Conclusion: The major finding of this study is that major depression, but not bipolar disorder, is characterized by increased Castelli risk indices 1 and 2, which are more powerful coronary risk predictors than total cholesterol or HDL used separately. The implication of these findings is that major depressive disorder may increase atherogenic risk to a greater extent that bipolar disorder.

Clinical Commentary
Psychiatry is increasingly pressing the point that personalized care is warranted.
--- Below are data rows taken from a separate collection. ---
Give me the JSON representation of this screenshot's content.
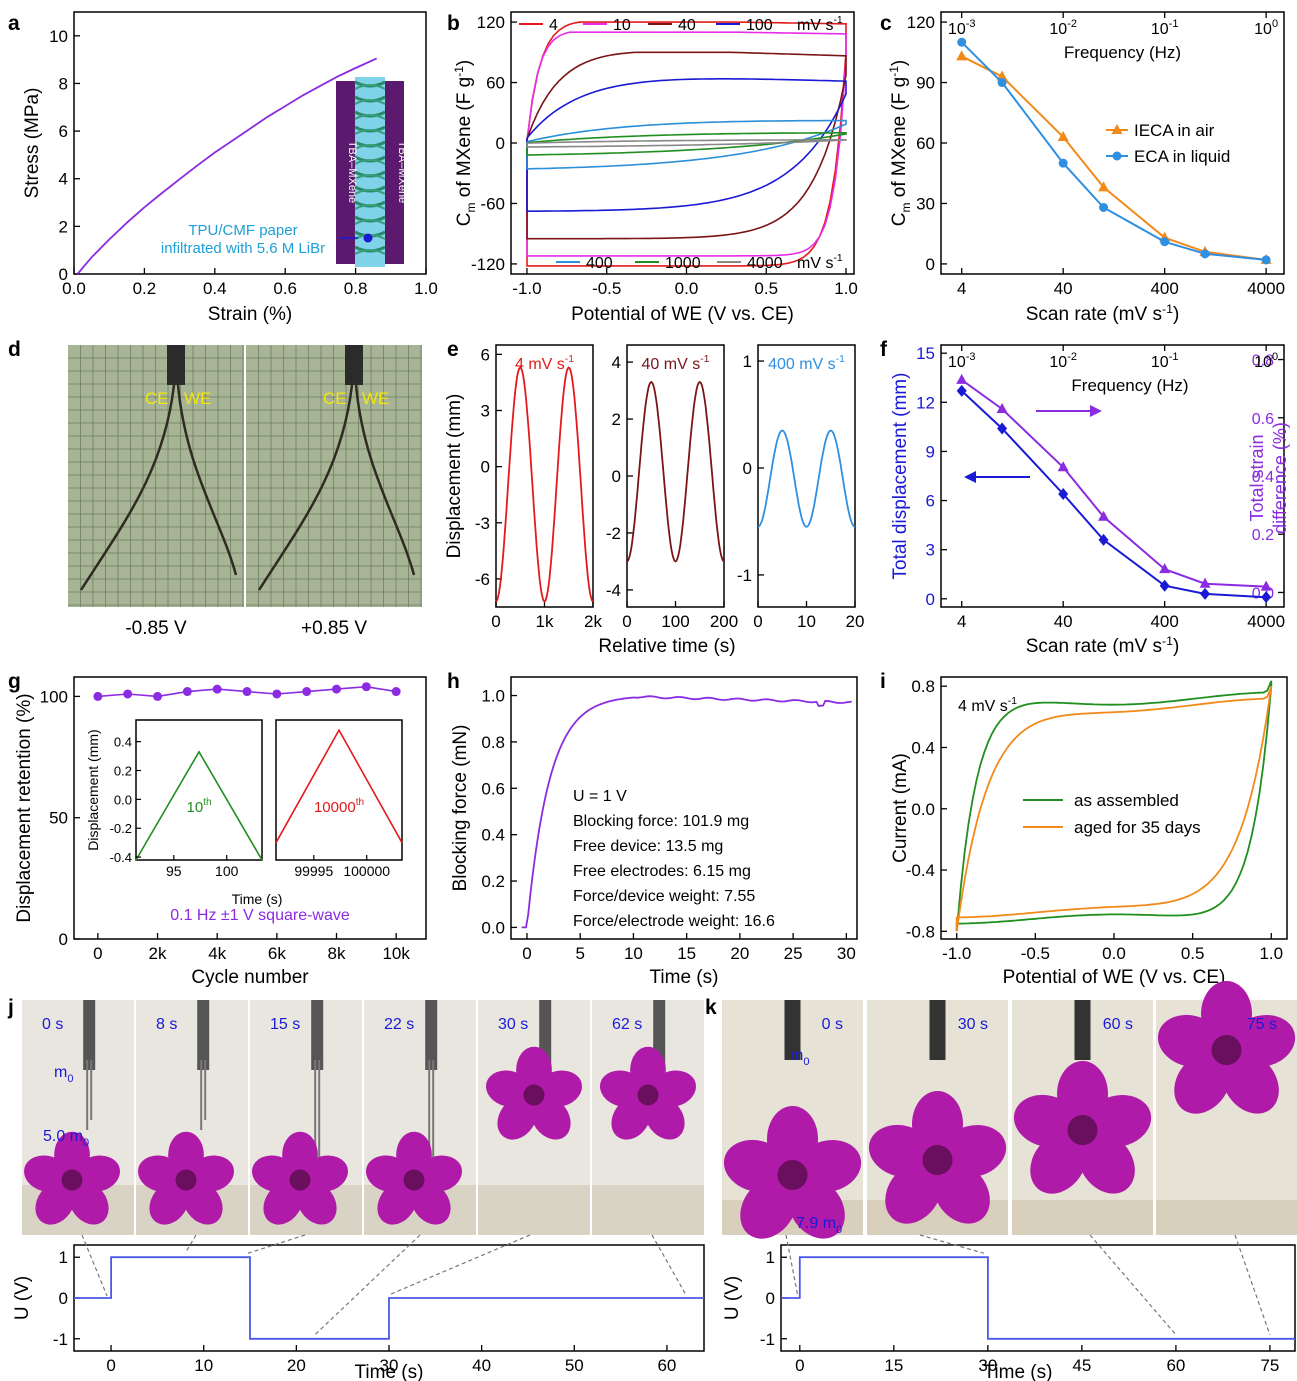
{
  "chart_data": [
    {
      "panel": "a",
      "type": "line",
      "xlabel": "Strain (%)",
      "ylabel": "Stress (MPa)",
      "xlim": [
        0,
        1.0
      ],
      "ylim": [
        0,
        11
      ],
      "xticks": [
        "0.0",
        "0.2",
        "0.4",
        "0.6",
        "0.8",
        "1.0"
      ],
      "yticks": [
        "0",
        "2",
        "4",
        "6",
        "8",
        "10"
      ],
      "color": "#8b2be2",
      "series": [
        {
          "x": [
            0.01,
            0.05,
            0.1,
            0.15,
            0.2,
            0.25,
            0.3,
            0.35,
            0.4,
            0.45,
            0.5,
            0.55,
            0.6,
            0.65,
            0.7,
            0.75,
            0.8,
            0.86
          ],
          "y": [
            0,
            0.7,
            1.45,
            2.15,
            2.8,
            3.4,
            3.98,
            4.55,
            5.1,
            5.6,
            6.1,
            6.6,
            7.05,
            7.5,
            7.9,
            8.3,
            8.65,
            9.05
          ]
        }
      ],
      "inset_labels": {
        "left": "TBA–MXene",
        "right": "TBA–MXene"
      },
      "annotation": [
        "TPU/CMF paper",
        "infiltrated with 5.6 M LiBr"
      ]
    },
    {
      "panel": "b",
      "type": "line",
      "xlabel": "Potential of WE (V vs. CE)",
      "ylabel": "C_m of MXene (F g^-1)",
      "xlim": [
        -1.1,
        1.05
      ],
      "ylim": [
        -130,
        130
      ],
      "xticks": [
        "-1.0",
        "-0.5",
        "0.0",
        "0.5",
        "1.0"
      ],
      "yticks": [
        "-120",
        "-60",
        "0",
        "60",
        "120"
      ],
      "legend_top": [
        "4",
        "10",
        "40",
        "100",
        "mV s-1"
      ],
      "legend_bottom": [
        "400",
        "1000",
        "4000",
        "mV s-1"
      ],
      "series": [
        {
          "name": "4",
          "color": "#e31a1c",
          "shape": [
            120,
            100,
            -122,
            12
          ]
        },
        {
          "name": "10",
          "color": "#e82ce8",
          "shape": [
            110,
            90,
            -112,
            14
          ]
        },
        {
          "name": "40",
          "color": "#7b1515",
          "shape": [
            90,
            50,
            -95,
            5
          ]
        },
        {
          "name": "100",
          "color": "#1a1ad6",
          "shape": [
            65,
            25,
            -68,
            3
          ]
        },
        {
          "name": "400",
          "color": "#2b8fd9",
          "shape": [
            25,
            8,
            -28,
            1.5
          ]
        },
        {
          "name": "1000",
          "color": "#1f8f1f",
          "shape": [
            12,
            4,
            -14,
            1.2
          ]
        },
        {
          "name": "4000",
          "color": "#888888",
          "shape": [
            4,
            1.5,
            -5,
            1
          ]
        }
      ]
    },
    {
      "panel": "c",
      "type": "line",
      "xlabel": "Scan rate (mV s-1)",
      "ylabel": "C_m of MXene (F g^-1)",
      "x2label": "Frequency (Hz)",
      "xscale": "log",
      "xlim": [
        2.5,
        6000
      ],
      "ylim": [
        -5,
        125
      ],
      "xticks": [
        "4",
        "40",
        "400",
        "4000"
      ],
      "x2ticks": [
        "10-3",
        "10-2",
        "10-1",
        "100"
      ],
      "yticks": [
        "0",
        "30",
        "60",
        "90",
        "120"
      ],
      "series": [
        {
          "name": "IECA in air",
          "color": "#f28a1a",
          "marker": "triangle",
          "x": [
            4,
            10,
            40,
            100,
            400,
            1000,
            4000
          ],
          "y": [
            103,
            93,
            63,
            38,
            13,
            6,
            2
          ]
        },
        {
          "name": "ECA in liquid",
          "color": "#2f8fe0",
          "marker": "circle",
          "x": [
            4,
            10,
            40,
            100,
            400,
            1000,
            4000
          ],
          "y": [
            110,
            90,
            50,
            28,
            11,
            5,
            2
          ]
        }
      ]
    },
    {
      "panel": "d",
      "type": "photo",
      "labels": [
        "CE",
        "WE",
        "CE",
        "WE"
      ],
      "captions": [
        "-0.85 V",
        "+0.85 V"
      ]
    },
    {
      "panel": "e",
      "type": "line",
      "ylabel": "Displacement (mm)",
      "xlabel": "Relative time (s)",
      "subplots": [
        {
          "label": "4 mV s-1",
          "color": "#e31a1c",
          "xlim": [
            0,
            2000
          ],
          "ylim": [
            -7.5,
            6.5
          ],
          "xticks": [
            "0",
            "1k",
            "2k"
          ],
          "yticks": [
            "-6",
            "-3",
            "0",
            "3",
            "6"
          ],
          "min": -7.2,
          "max": 5.3
        },
        {
          "label": "40 mV s-1",
          "color": "#7b1515",
          "xlim": [
            0,
            200
          ],
          "ylim": [
            -4.6,
            4.6
          ],
          "xticks": [
            "0",
            "100",
            "200"
          ],
          "yticks": [
            "-4",
            "-2",
            "0",
            "2",
            "4"
          ],
          "min": -3.0,
          "max": 3.3
        },
        {
          "label": "400 mV s-1",
          "color": "#2f8fe0",
          "xlim": [
            0,
            20
          ],
          "ylim": [
            -1.3,
            1.15
          ],
          "xticks": [
            "0",
            "10",
            "20"
          ],
          "yticks": [
            "-1",
            "0",
            "1"
          ],
          "min": -0.55,
          "max": 0.35
        }
      ]
    },
    {
      "panel": "f",
      "type": "line",
      "xlabel": "Scan rate (mV s-1)",
      "x2label": "Frequency (Hz)",
      "ylabel": "Total displacement (mm)",
      "y2label": [
        "Total strain",
        "difference (%)"
      ],
      "xscale": "log",
      "xlim": [
        2.5,
        6000
      ],
      "ylim": [
        -0.5,
        15.5
      ],
      "y2lim": [
        -0.05,
        0.85
      ],
      "xticks": [
        "4",
        "40",
        "400",
        "4000"
      ],
      "x2ticks": [
        "10-3",
        "10-2",
        "10-1",
        "100"
      ],
      "yticks": [
        "0",
        "3",
        "6",
        "9",
        "12",
        "15"
      ],
      "y2ticks": [
        "0.0",
        "0.2",
        "0.4",
        "0.6",
        "0.8"
      ],
      "series": [
        {
          "name": "Total displacement",
          "color": "#1a1ad6",
          "marker": "diamond",
          "axis": "left",
          "x": [
            4,
            10,
            40,
            100,
            400,
            1000,
            4000
          ],
          "y": [
            12.7,
            10.4,
            6.4,
            3.6,
            0.8,
            0.3,
            0.1
          ]
        },
        {
          "name": "Total strain difference",
          "color": "#8b2be2",
          "marker": "triangle",
          "axis": "right",
          "x": [
            4,
            10,
            40,
            100,
            400,
            1000,
            4000
          ],
          "y": [
            0.73,
            0.63,
            0.43,
            0.26,
            0.08,
            0.03,
            0.02
          ]
        }
      ]
    },
    {
      "panel": "g",
      "type": "scatter",
      "xlabel": "Cycle number",
      "ylabel": "Displacement retention (%)",
      "xlim": [
        -800,
        11000
      ],
      "ylim": [
        0,
        108
      ],
      "xticks": [
        "0",
        "2k",
        "4k",
        "6k",
        "8k",
        "10k"
      ],
      "yticks": [
        "0",
        "50",
        "100"
      ],
      "color": "#8b2be2",
      "x": [
        0,
        1000,
        2000,
        3000,
        4000,
        5000,
        6000,
        7000,
        8000,
        9000,
        10000
      ],
      "y": [
        100,
        101,
        100,
        102,
        103,
        102,
        101,
        102,
        103,
        104,
        102
      ],
      "footnote": "0.1 Hz ±1 V square-wave",
      "inset": {
        "ylabel": "Displacement (mm)",
        "xlabel": "Time (s)",
        "yticks": [
          "-0.4",
          "-0.3",
          "-0.2",
          "-0.1",
          "0.0",
          "0.1",
          "0.2",
          "0.3",
          "0.4"
        ],
        "left": {
          "label": "10th",
          "color": "#1f8f1f",
          "xticks": [
            "95",
            "100"
          ]
        },
        "right": {
          "label": "10000th",
          "color": "#e31a1c",
          "xticks": [
            "99995",
            "100000"
          ]
        }
      }
    },
    {
      "panel": "h",
      "type": "line",
      "xlabel": "Time (s)",
      "ylabel": "Blocking force (mN)",
      "xlim": [
        -1.5,
        31
      ],
      "ylim": [
        -0.05,
        1.08
      ],
      "xticks": [
        "0",
        "5",
        "10",
        "15",
        "20",
        "25",
        "30"
      ],
      "yticks": [
        "0.0",
        "0.2",
        "0.4",
        "0.6",
        "0.8",
        "1.0"
      ],
      "color": "#8b2be2",
      "notes": [
        "U = 1 V",
        "Blocking force: 101.9 mg",
        "Free device: 13.5 mg",
        "Free electrodes: 6.15 mg",
        "Force/device weight: 7.55",
        "Force/electrode weight: 16.6"
      ]
    },
    {
      "panel": "i",
      "type": "line",
      "xlabel": "Potential of WE (V vs. CE)",
      "ylabel": "Current (mA)",
      "xlim": [
        -1.1,
        1.1
      ],
      "ylim": [
        -0.85,
        0.86
      ],
      "xticks": [
        "-1.0",
        "-0.5",
        "0.0",
        "0.5",
        "1.0"
      ],
      "yticks": [
        "-0.8",
        "-0.4",
        "0.0",
        "0.4",
        "0.8"
      ],
      "label": "4 mV s-1",
      "series": [
        {
          "name": "as assembled",
          "color": "#1f8f1f"
        },
        {
          "name": "aged for 35 days",
          "color": "#f28a1a"
        }
      ]
    },
    {
      "panel": "j",
      "type": "line",
      "xlabel": "Time (s)",
      "ylabel": "U (V)",
      "xlim": [
        -4,
        64
      ],
      "ylim": [
        -1.3,
        1.3
      ],
      "xticks": [
        "0",
        "10",
        "20",
        "30",
        "40",
        "50",
        "60"
      ],
      "yticks": [
        "-1",
        "0",
        "1"
      ],
      "color": "#4a5ae8",
      "x": [
        -4,
        0,
        0,
        15,
        15,
        30,
        30,
        64
      ],
      "y": [
        0,
        0,
        1,
        1,
        -1,
        -1,
        0,
        0
      ],
      "photo_times": [
        "0 s",
        "8 s",
        "15 s",
        "22 s",
        "30 s",
        "62 s"
      ],
      "photo_labels": [
        "m0",
        "5.0 m0"
      ]
    },
    {
      "panel": "k",
      "type": "line",
      "xlabel": "Time (s)",
      "ylabel": "U (V)",
      "xlim": [
        -3,
        79
      ],
      "ylim": [
        -1.3,
        1.3
      ],
      "xticks": [
        "0",
        "15",
        "30",
        "45",
        "60",
        "75"
      ],
      "yticks": [
        "-1",
        "0",
        "1"
      ],
      "color": "#4a5ae8",
      "x": [
        -3,
        0,
        0,
        30,
        30,
        79
      ],
      "y": [
        0,
        0,
        1,
        1,
        -1,
        -1
      ],
      "photo_times": [
        "0 s",
        "30 s",
        "60 s",
        "75 s"
      ],
      "photo_labels": [
        "m0",
        "7.9 m0"
      ]
    }
  ]
}
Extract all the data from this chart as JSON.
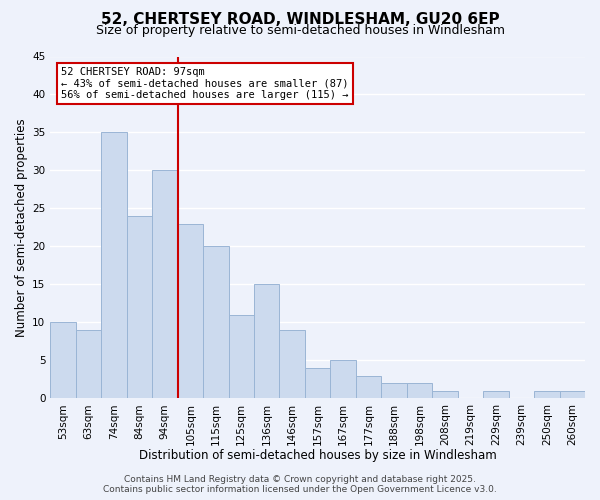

In the absence of biological markers, clinicians are unable to provide bespoke medical approaches and instead are providing for patients a more stratified approach. These data remind us that patients with mood disorders are at elevated risk for cardiometabolic disorders, but add to our knowledge by suggesting that the atherogenic risk, as proxied by the Castelli risk indices, may be higher in major depression than bipolar disorder. If these results are replicated, the clinical translation would be that amplified attention to traditional and emerging risk factor for cardiovascular disease is warranted for all individuals with mood disorders, perhaps to a greater extent those with major depression.